Séneca fue un estoico seguidor invariable de Zenón, el de Citio. La vida es larga, decía, a pesar de la brevedad en que la torna el hombre. El hombre se hace la vida corta, por sus veleidades, por su necedad de vivir en tiempo real y no en tiempo significante, diríamos nosotros. Séneca amaba la vida y se admiraba de la virtud de poseerla. Pero….”La mayor parte de los hombres, le decía a Paulino, se quejan de la naturaleza, culpándola de que nos haya criado para edad tan corta, y que el espacio que nos dio de vida corra tan veloz que vienen a ser muy pocos aquellos a quien no se les acaba en medio de las prevenciones para pasarla”. El tiempo del hombre no es corto, dice Séneca; el asunto es que el hombre pierde mucho de él, distrayéndose en lo fútil y obviando hacer las cosas grandes e importantes. El hombre se pasa el tiempo en ocios y deleites, se distrae en instantes, en avaricia, en ociosidad, en negligencia, en codicia. Al hombre le detiene la emulación de la fortuna ajena, la liviandad, los vicios apretantes. “Pequeña parte de vida es la que vivimos………porque larga es la vida, si la sabemos aprovechar…..”.

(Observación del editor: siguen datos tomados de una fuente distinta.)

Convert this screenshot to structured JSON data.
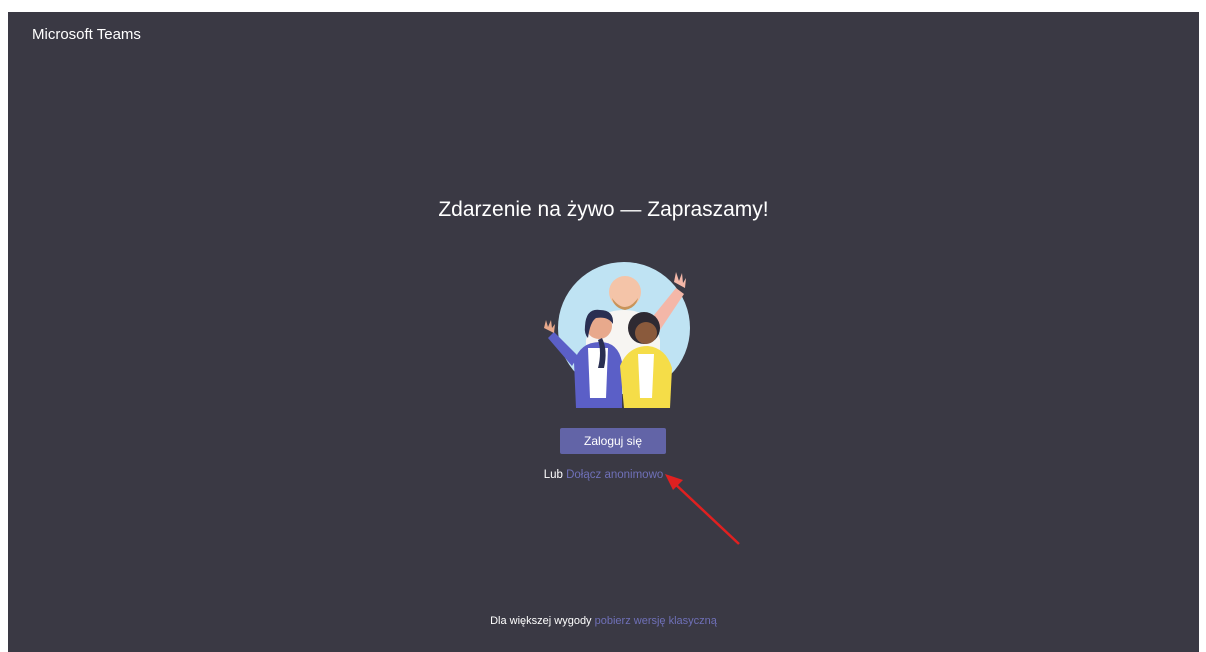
{
  "app": {
    "title": "Microsoft Teams"
  },
  "main": {
    "headline": "Zdarzenie na żywo — Zapraszamy!",
    "illustration_icon": "people-waving-illustration",
    "signin_label": "Zaloguj się",
    "or_label": "Lub",
    "anonymous_link": "Dołącz anonimowo"
  },
  "footer": {
    "prefix": "Dla większej wygody",
    "link": "pobierz wersję klasyczną"
  },
  "colors": {
    "background": "#3a3944",
    "accent": "#6264a7",
    "link": "#6f70b8",
    "annotation_arrow": "#e02020"
  }
}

En sus “Cartas a Lucilio”, dice del hombre: “Compara los semblantes de los pobres con los de los ricos. El pobre ríe más a menudo y más francamente; si tiene algún cuidado, pasa como una nube. Pero aquellos que son considerados los seres más felices, tienen por risa una mueca; su alegría es simulada, porque la tristeza los devora…….Su felicidad es un disfraz; arrancadles la careta y os inspirarán desprecio o lástima”.

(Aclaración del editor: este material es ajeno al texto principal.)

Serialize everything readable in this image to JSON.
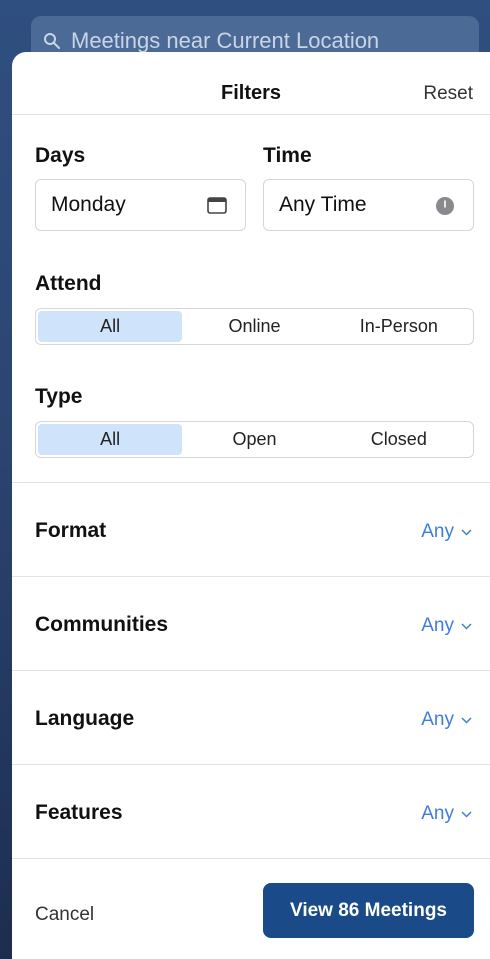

Es decir, el hombre, viviendo su tiempo real lo pierde en gran medida; las veleidades y los distractores le alejan de la vida en su tiempo significante….., y ello lo hace triste, y con ello, lo angustia. Es un ser para la angustia, pero tiene la suerte de que puede redimirse a sí mismo. “El hombre se redime a sí mismo”, dice el cordobés, que hablaba a Nerón en esos y otros parecidos términos, tratando de labrar en una roca que no era lo suficientemente suave para tal pincel.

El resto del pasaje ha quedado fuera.